Territoire : Il faut porter la transition écologique

transition écologique

Démarche expérimentale de mutation écologique

Pour Murielle Douté-Bouton, aujourd’hui maire de Plélan-le-grand (35), l’aventure écolo commence en 2008, comme adjointe à l’urbanisme et au développement durable. Entamée de façon expérimentale, la mutation de la commune n’a cessé de gagner du terrain.

Quel a été le point de départ de votre engagement pour une politique locale plus durable ?

L’équipe municipale élue en 2008 a rapidement décidé de coupler la révision du PLU avec l’Agenda 21, de manière à pouvoir aborder des thématiques comme la santé et l’environnement.

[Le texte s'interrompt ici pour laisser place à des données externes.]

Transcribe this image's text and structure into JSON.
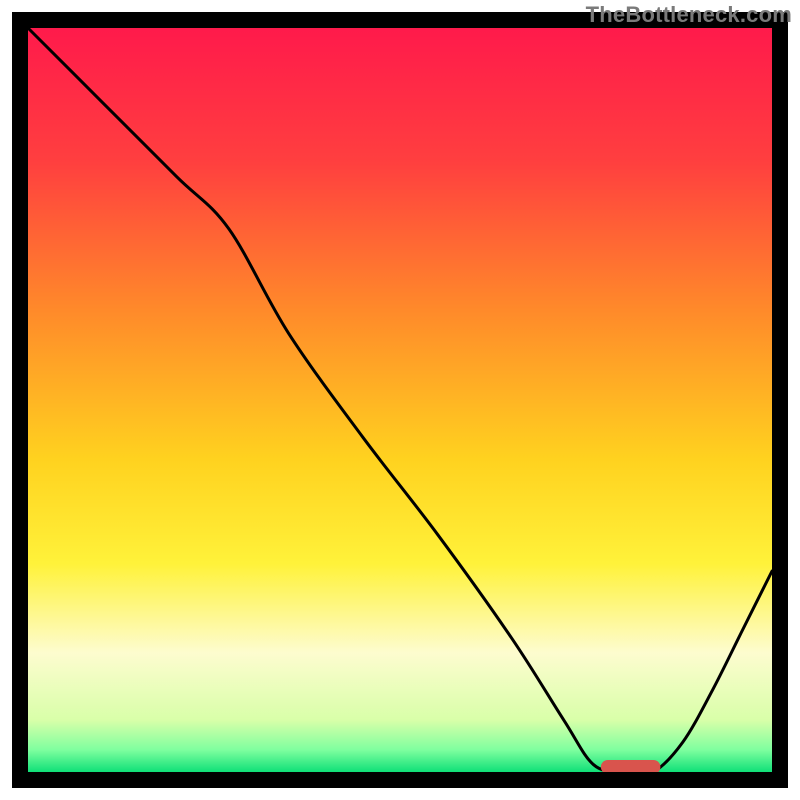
{
  "watermark": "TheBottleneck.com",
  "colors": {
    "frame": "#000000",
    "curve": "#000000",
    "marker_fill": "#d9544d",
    "gradient_stops": [
      {
        "offset": 0.0,
        "color": "#ff1a4b"
      },
      {
        "offset": 0.18,
        "color": "#ff3f3f"
      },
      {
        "offset": 0.38,
        "color": "#ff8a2a"
      },
      {
        "offset": 0.58,
        "color": "#ffd21f"
      },
      {
        "offset": 0.72,
        "color": "#fff23a"
      },
      {
        "offset": 0.84,
        "color": "#fdfccf"
      },
      {
        "offset": 0.93,
        "color": "#d9ffa9"
      },
      {
        "offset": 0.97,
        "color": "#7fff9f"
      },
      {
        "offset": 1.0,
        "color": "#10e078"
      }
    ]
  },
  "chart_data": {
    "type": "line",
    "title": "",
    "xlabel": "",
    "ylabel": "",
    "xlim": [
      0,
      100
    ],
    "ylim": [
      0,
      100
    ],
    "series": [
      {
        "name": "bottleneck-curve",
        "x": [
          0,
          10,
          20,
          27,
          35,
          45,
          55,
          65,
          72,
          76,
          80,
          84,
          88,
          92,
          96,
          100
        ],
        "y": [
          100,
          90,
          80,
          73,
          59,
          45,
          32,
          18,
          7,
          1,
          0,
          0,
          4,
          11,
          19,
          27
        ]
      }
    ],
    "marker": {
      "name": "optimal-range",
      "x_start": 77,
      "x_end": 85,
      "y": 0
    }
  }
}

En début de mandature, le restaurant scolaire était en travaux. Pour la rénovation, j’ai proposé que la laine minérale soit remplacée par de la ouate de cellulose. Nous sommes tombés d’accord. Au niveau des élus, l’enjeu de l’Agenda 21 a permis de se créer une culture commune et de mieux comprendre pourquoi on faisait des propositions sur les matériaux biosourcés. Ensuite, nous avons entrepris de convaincre les entreprises titulaires des lots.

Nous sommes allés très loin dans les discussions : énergies grises, réchauffement climatique… Il y avait de fortes réticences. J’ai fini par couper court. C’est nous qui décidons ! Je suis persuadée que la commande publique a un rôle très important à jouer pour faire bouger les entreprises et, par ricochets, les maîtres d’oeuvres… Nous aurions voulu faire beaucoup plus, mais à l’époque, nous y allions progressivement.

 

En passer par l’exemplarité

Par la suite, vous êtes allés bien plus loin…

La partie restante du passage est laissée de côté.